Moving Toward a More Perfect Union of Patient Data Collection

medical provider looking at patient data on a tablet

As many as four out of five patients lie to their doctors, or at least tell them half-truths, according to this study (it builds on a trend noted almost a decade earlier). The digitization of their data, along with the digitalization of patient access, could help encourage them to tell the truth and backup accuracy when they do not. It could even tell things they did not know were relevant enough to share. It’s time we move toward a more perfect union of patient data collection.

Undisclosed means unknown

The reasons for lying to doctors are many and shouldn’t be surprising to any of us. People don’t like revealing facts about themselves that suggest failures of ability or will, like keeping to diets or making other lifestyle choices. Many people never even get to that point, preferring instead to avoid interaction with healthcare providers because of cultural traditions that discourage asking for help.

Then there’s the simple fact that people are imperfect data gatherers and reporters (as evidenced by any number of detailed guides to help patients prepare for their visits, such as this one). So, while not an error of purposeful commission, the omission of facts that might seem unrelated or inconsequential mean that doctors are impeded in finding another clue or even the missing key to a better diagnosis or an improved care regime. We need a better culture of patient data collection in the healthcare setting.

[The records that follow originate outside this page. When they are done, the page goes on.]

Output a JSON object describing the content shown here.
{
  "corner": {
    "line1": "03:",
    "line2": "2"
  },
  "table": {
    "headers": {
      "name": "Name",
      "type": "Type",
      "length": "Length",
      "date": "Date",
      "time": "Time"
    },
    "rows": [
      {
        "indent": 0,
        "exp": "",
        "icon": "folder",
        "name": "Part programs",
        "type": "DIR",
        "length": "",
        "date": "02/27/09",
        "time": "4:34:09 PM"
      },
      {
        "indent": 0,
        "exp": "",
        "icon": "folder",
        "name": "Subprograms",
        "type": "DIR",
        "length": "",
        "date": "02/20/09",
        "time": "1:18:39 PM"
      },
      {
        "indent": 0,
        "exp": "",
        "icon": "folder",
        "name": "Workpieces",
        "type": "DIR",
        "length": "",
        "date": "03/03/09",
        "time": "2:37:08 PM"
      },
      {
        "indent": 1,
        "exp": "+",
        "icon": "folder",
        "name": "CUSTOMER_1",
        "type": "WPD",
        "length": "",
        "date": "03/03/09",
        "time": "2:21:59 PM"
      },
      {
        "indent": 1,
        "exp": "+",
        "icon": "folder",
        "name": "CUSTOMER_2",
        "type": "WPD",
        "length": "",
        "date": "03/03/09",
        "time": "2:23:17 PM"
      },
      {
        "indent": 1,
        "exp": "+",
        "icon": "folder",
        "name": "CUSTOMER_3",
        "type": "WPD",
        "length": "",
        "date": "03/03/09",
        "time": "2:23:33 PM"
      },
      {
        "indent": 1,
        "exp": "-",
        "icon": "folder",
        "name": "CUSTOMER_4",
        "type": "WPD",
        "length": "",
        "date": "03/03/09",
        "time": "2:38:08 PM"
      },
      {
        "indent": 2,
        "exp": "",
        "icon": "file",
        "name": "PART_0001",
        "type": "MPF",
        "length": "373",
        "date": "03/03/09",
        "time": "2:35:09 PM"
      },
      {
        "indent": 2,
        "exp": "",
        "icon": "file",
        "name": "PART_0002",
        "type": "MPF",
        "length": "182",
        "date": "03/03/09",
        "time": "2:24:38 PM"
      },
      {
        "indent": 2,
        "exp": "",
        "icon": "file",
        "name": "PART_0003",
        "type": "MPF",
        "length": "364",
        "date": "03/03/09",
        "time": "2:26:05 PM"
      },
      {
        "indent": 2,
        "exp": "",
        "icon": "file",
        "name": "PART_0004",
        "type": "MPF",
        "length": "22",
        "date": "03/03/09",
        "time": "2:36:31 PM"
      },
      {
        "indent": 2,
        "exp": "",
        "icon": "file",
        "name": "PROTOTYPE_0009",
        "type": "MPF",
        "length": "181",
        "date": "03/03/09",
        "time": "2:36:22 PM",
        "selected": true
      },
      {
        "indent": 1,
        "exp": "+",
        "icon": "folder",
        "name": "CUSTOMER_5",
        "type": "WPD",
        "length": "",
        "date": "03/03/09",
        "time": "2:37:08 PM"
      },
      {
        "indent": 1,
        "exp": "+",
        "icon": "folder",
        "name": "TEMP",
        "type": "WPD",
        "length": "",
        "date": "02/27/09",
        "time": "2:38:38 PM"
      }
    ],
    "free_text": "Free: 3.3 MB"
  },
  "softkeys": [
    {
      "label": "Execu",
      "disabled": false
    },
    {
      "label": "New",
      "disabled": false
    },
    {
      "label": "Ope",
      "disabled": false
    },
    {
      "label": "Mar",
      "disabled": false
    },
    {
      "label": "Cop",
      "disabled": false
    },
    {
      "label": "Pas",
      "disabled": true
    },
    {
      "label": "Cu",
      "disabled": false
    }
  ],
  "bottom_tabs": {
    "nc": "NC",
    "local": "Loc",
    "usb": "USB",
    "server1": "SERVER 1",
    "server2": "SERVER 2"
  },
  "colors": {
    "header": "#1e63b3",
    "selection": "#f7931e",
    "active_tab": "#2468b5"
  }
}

These traditional shortcomings or errors in understanding patient conditions will only make it harder for our industry to meet the care needs of “long-haul” post-COVID-19 patients while moving to value-based care models.

Data is truth agnostic

Data is either part of the solution to this conundrum or, if not embraced strategically, part of the problem.

The digitization and digitalization of healthcare records, treatment, and patient access have been underway for years, with much of that imperfect information being passed onto new systems and then comingled with newer patient records that are incomplete, inaccurate, or duplicates. It was estimated a few years ago that at least one-third of the data in patient electronic records were impaired, contributing to an average added cost of $800 for ER visits, $1,950 per patient for every inpatient stay, and $1,100 per patient for repeat care.

COVID-19 has accelerated this process, bringing more files into the digital realm along with more errors of commission or omission. Early in the pandemic, it was estimated that 1,800 duplicate records were being created every 24 hours. Now, multiply that by the number of adults migrating to online portals for remote access to healthcare now and in the future and those numbers could be measured in the tens if not hundreds of millions.

Equipping doctors for success

It might prove far easier to ensure that data do not lie instead of policing patients.

Behavioral data are demographic and lifestyle touchpoints that accrue from real experience and are collected by smartphones in the normal course of use. As such, they shed light on habits and routines that are evidenced by actions, not assertions or opinions, and can provide the basis for insights into correlated conditions, if not outright causes.

Combining behavioral and socio-economic data with clinical data can unlock powerful insights. For instance, in the early days of the pandemic, knowing individuals with pre-existing health conditions, over the age of 65, living in densely populated living quarters and actively using public transportation could have helped better identify people most susceptible to contracting severe COVID cases. Or imagine if doctors know which patients are experiencing financial hardships that affect their ability to buy insulin or another necessary treatment. Those patient-doctor interactions, whether in-person or remotely, would be dramatically different. Patient data collection is so key nowadays.

Add to this data the output from health-related wearables – which are expected to number over 1.1 billion next year – and there is a vast and ever-increasing amount and variety of informational inputs being generated that can contribute to providing more holistic and reliably effective treatments.

This data can’t lie.

We can learn from other industries

Collecting and putting to use diverse data streams is an established practice in the financial services world and embodied in spirit if no detail in related businesses like real estate; just think of the amount of diverse data that are available to the average homebuyer, not to mention the detailed credit risk profiles that help determine financing, insurance risk, and other attributes or conditions.

No institution would rely on information from customers alone, as they know they wouldn’t be getting the full picture (and thereby an accurate one, lying notwithstanding). We have been providing such integrated insights in the credit business for years.

Why not import some or much of this approach to healthcare? Looking outside the four walls of a doctor’s office might reveal a host of readily available data that can be used to improve the understanding of patients while respecting all privacy requirements. A multipronged strategy might combine clinical data, patient surveys, and external behavioral and wearable sources as supplements. This approach could also yield a united and harmonious arrangement of data that addresses omissions and imperfections.

The likelihood that human nature is going to change is just shy of nil, and the challenges of collecting and cleansing existing patient data is an ongoing, if not surmountable task.

Patient data collection

But perhaps the question we should be asking isn’t “why do patients lie” but rather “why don’t we start augmenting our work with data that does not?” It’s time that we move toward a more perfect union of patient data collection.